We are blessed to have black raspberries growing on the side of an old barn adjacent to our property, and hubby and kids have gathered a couple of gallons of them so far, I think.  For Sunday dinner I made a coulis (1 pint raspberries, 3 T. sugar, 2 tsp. lemon juice blended in the blender and then pushed through a sieve) to serve on vanilla ice cream.  For me I just added to the coulis-coated blender container 1-1/2 bananas and a little water (and, I confess, a dollop of ice cream) to get the consistency right.  I got a beautifully rosy product very similar to soft-serve ice cream (or facsimile thereof) and every bit as satisfying as what the rest of the family were having.  That helps make nutritarian eating more workable.  (By the way, I think it would have worked better with more banana, as there wasn't enough to form up correctly around the blades, necessitating the water and possibly justifying the ice cream addition.)

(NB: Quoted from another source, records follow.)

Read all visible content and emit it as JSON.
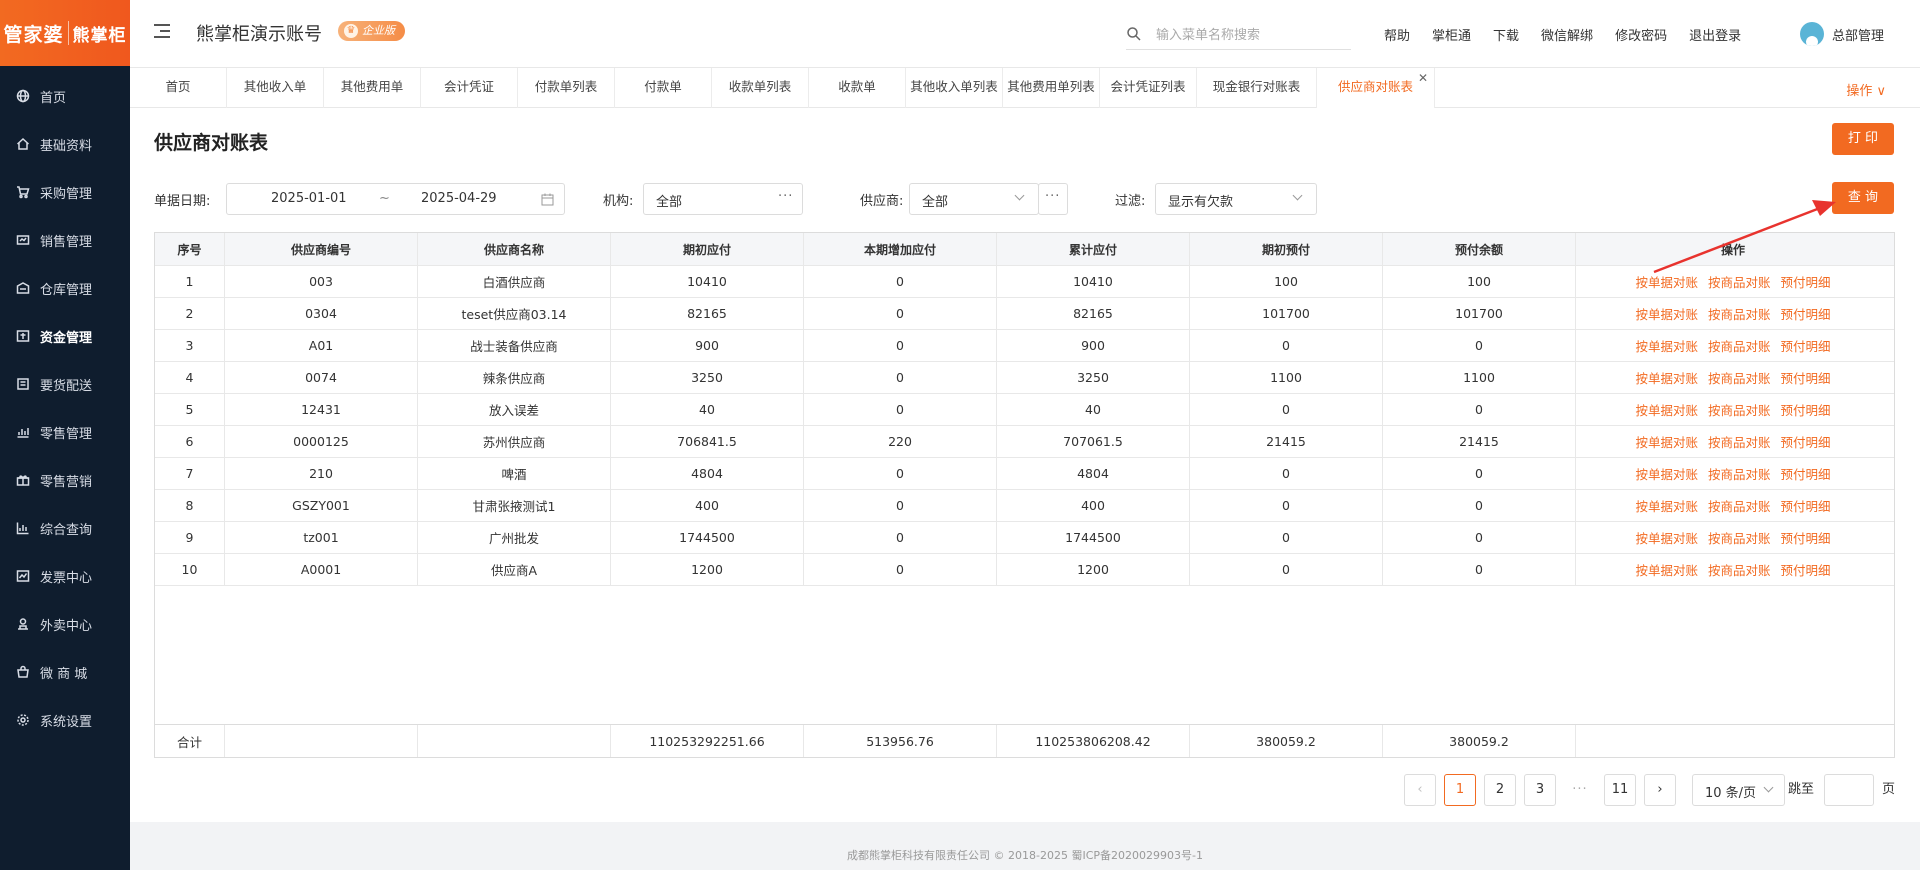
{
  "brand": {
    "left": "管家婆",
    "right": "熊掌柜"
  },
  "sidebar": {
    "items": [
      {
        "label": "首页",
        "icon": "globe-icon"
      },
      {
        "label": "基础资料",
        "icon": "home-icon"
      },
      {
        "label": "采购管理",
        "icon": "cart-icon"
      },
      {
        "label": "销售管理",
        "icon": "sales-icon"
      },
      {
        "label": "仓库管理",
        "icon": "warehouse-icon"
      },
      {
        "label": "资金管理",
        "icon": "fund-icon"
      },
      {
        "label": "要货配送",
        "icon": "delivery-icon"
      },
      {
        "label": "零售管理",
        "icon": "retail-icon"
      },
      {
        "label": "零售营销",
        "icon": "gift-icon"
      },
      {
        "label": "综合查询",
        "icon": "chart-icon"
      },
      {
        "label": "发票中心",
        "icon": "invoice-icon"
      },
      {
        "label": "外卖中心",
        "icon": "takeout-icon"
      },
      {
        "label": "微 商 城",
        "icon": "shop-icon"
      },
      {
        "label": "系统设置",
        "icon": "gear-icon"
      }
    ]
  },
  "header": {
    "account": "熊掌柜演示账号",
    "edition": "企业版",
    "search_placeholder": "输入菜单名称搜索",
    "links": [
      "帮助",
      "掌柜通",
      "下载",
      "微信解绑",
      "修改密码",
      "退出登录"
    ],
    "user": "总部管理"
  },
  "tabs": {
    "items": [
      "首页",
      "其他收入单",
      "其他费用单",
      "会计凭证",
      "付款单列表",
      "付款单",
      "收款单列表",
      "收款单",
      "其他收入单列表",
      "其他费用单列表",
      "会计凭证列表",
      "现金银行对账表",
      "供应商对账表"
    ],
    "active": "供应商对账表",
    "ops": "操作 ∨"
  },
  "page": {
    "title": "供应商对账表",
    "print": "打 印",
    "query": "查 询"
  },
  "filters": {
    "date_label": "单据日期:",
    "date_start": "2025-01-01",
    "date_sep": "~",
    "date_end": "2025-04-29",
    "org_label": "机构:",
    "org_value": "全部",
    "supplier_label": "供应商:",
    "supplier_value": "全部",
    "filter_label": "过滤:",
    "filter_value": "显示有欠款"
  },
  "table": {
    "columns": [
      "序号",
      "供应商编号",
      "供应商名称",
      "期初应付",
      "本期增加应付",
      "累计应付",
      "期初预付",
      "预付余额",
      "操作"
    ],
    "rows": [
      [
        "1",
        "003",
        "白酒供应商",
        "10410",
        "0",
        "10410",
        "100",
        "100"
      ],
      [
        "2",
        "0304",
        "teset供应商03.14",
        "82165",
        "0",
        "82165",
        "101700",
        "101700"
      ],
      [
        "3",
        "A01",
        "战士装备供应商",
        "900",
        "0",
        "900",
        "0",
        "0"
      ],
      [
        "4",
        "0074",
        "辣条供应商",
        "3250",
        "0",
        "3250",
        "1100",
        "1100"
      ],
      [
        "5",
        "12431",
        "放入误差",
        "40",
        "0",
        "40",
        "0",
        "0"
      ],
      [
        "6",
        "0000125",
        "苏州供应商",
        "706841.5",
        "220",
        "707061.5",
        "21415",
        "21415"
      ],
      [
        "7",
        "210",
        "啤酒",
        "4804",
        "0",
        "4804",
        "0",
        "0"
      ],
      [
        "8",
        "GSZY001",
        "甘肃张掖测试1",
        "400",
        "0",
        "400",
        "0",
        "0"
      ],
      [
        "9",
        "tz001",
        "广州批发",
        "1744500",
        "0",
        "1744500",
        "0",
        "0"
      ],
      [
        "10",
        "A0001",
        "供应商A",
        "1200",
        "0",
        "1200",
        "0",
        "0"
      ]
    ],
    "ops": [
      "按单据对账",
      "按商品对账",
      "预付明细"
    ],
    "total": [
      "合计",
      "",
      "",
      "110253292251.66",
      "513956.76",
      "110253806208.42",
      "380059.2",
      "380059.2",
      ""
    ]
  },
  "pagination": {
    "pages": [
      "1",
      "2",
      "3",
      "11"
    ],
    "ellipsis": "···",
    "current": "1",
    "size": "10 条/页",
    "jump_label": "跳至",
    "page_unit": "页"
  },
  "footer": "成都熊掌柜科技有限责任公司 © 2018-2025 蜀ICP备2020029903号-1",
  "colors": {
    "accent": "#f26a21",
    "sidebar": "#0f1d2e"
  }
}
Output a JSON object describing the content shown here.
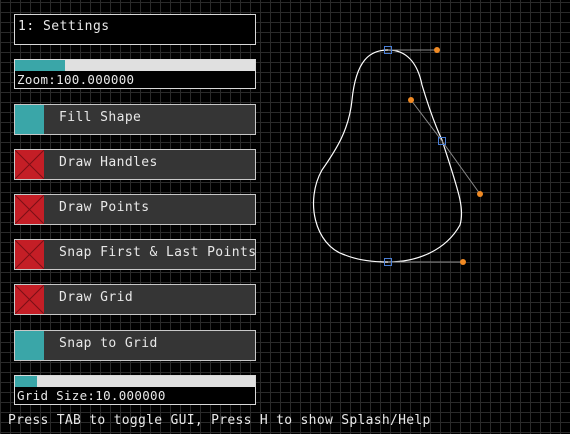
{
  "panel": {
    "title": "1: Settings",
    "zoom": {
      "label": "Zoom:100.000000",
      "fraction": 0.21
    },
    "toggles": [
      {
        "label": "Fill Shape",
        "checked": true
      },
      {
        "label": "Draw Handles",
        "checked": false
      },
      {
        "label": "Draw Points",
        "checked": false
      },
      {
        "label": "Snap First & Last Points",
        "checked": false
      },
      {
        "label": "Draw Grid",
        "checked": false
      },
      {
        "label": "Snap to Grid",
        "checked": true
      }
    ],
    "grid_size": {
      "label": "Grid Size:10.000000",
      "fraction": 0.09
    }
  },
  "footer": {
    "help_text": "Press TAB to toggle GUI, Press H to show Splash/Help"
  },
  "colors": {
    "accent": "#3aa6a8",
    "off": "#c41e26",
    "handle": "#f08a24",
    "anchor": "#4a7fd6"
  }
}
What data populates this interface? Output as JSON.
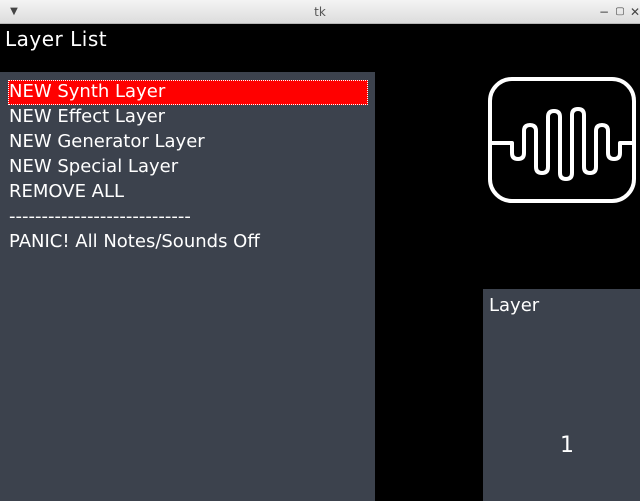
{
  "window": {
    "title": "tk"
  },
  "app": {
    "title": "Layer List"
  },
  "layer_list": {
    "items": [
      {
        "label": "NEW Synth Layer",
        "selected": true
      },
      {
        "label": "NEW Effect Layer",
        "selected": false
      },
      {
        "label": "NEW Generator Layer",
        "selected": false
      },
      {
        "label": "NEW Special Layer",
        "selected": false
      },
      {
        "label": "REMOVE ALL",
        "selected": false
      },
      {
        "label": "----------------------------",
        "selected": false
      },
      {
        "label": "PANIC! All Notes/Sounds Off",
        "selected": false
      }
    ]
  },
  "logo": {
    "icon": "waveform-icon"
  },
  "layer_panel": {
    "label": "Layer",
    "value": "1"
  },
  "colors": {
    "background": "#000000",
    "panel": "#3c424d",
    "selection": "#ff0000",
    "text": "#ffffff"
  }
}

Bananas are magic in the Vita-Mix.  With a chocolate craving last week I put a heaping tablespoon of cocoa powder and a little instant decaf coffee into a quarter cup or so of hot water to dissolve, then added them into the blender with 1-1/2 bananas, for a completely satisfying dessert treat.

Verdict: Excellent on both of these, as well as a toasted-walnut variation I've tried in the past.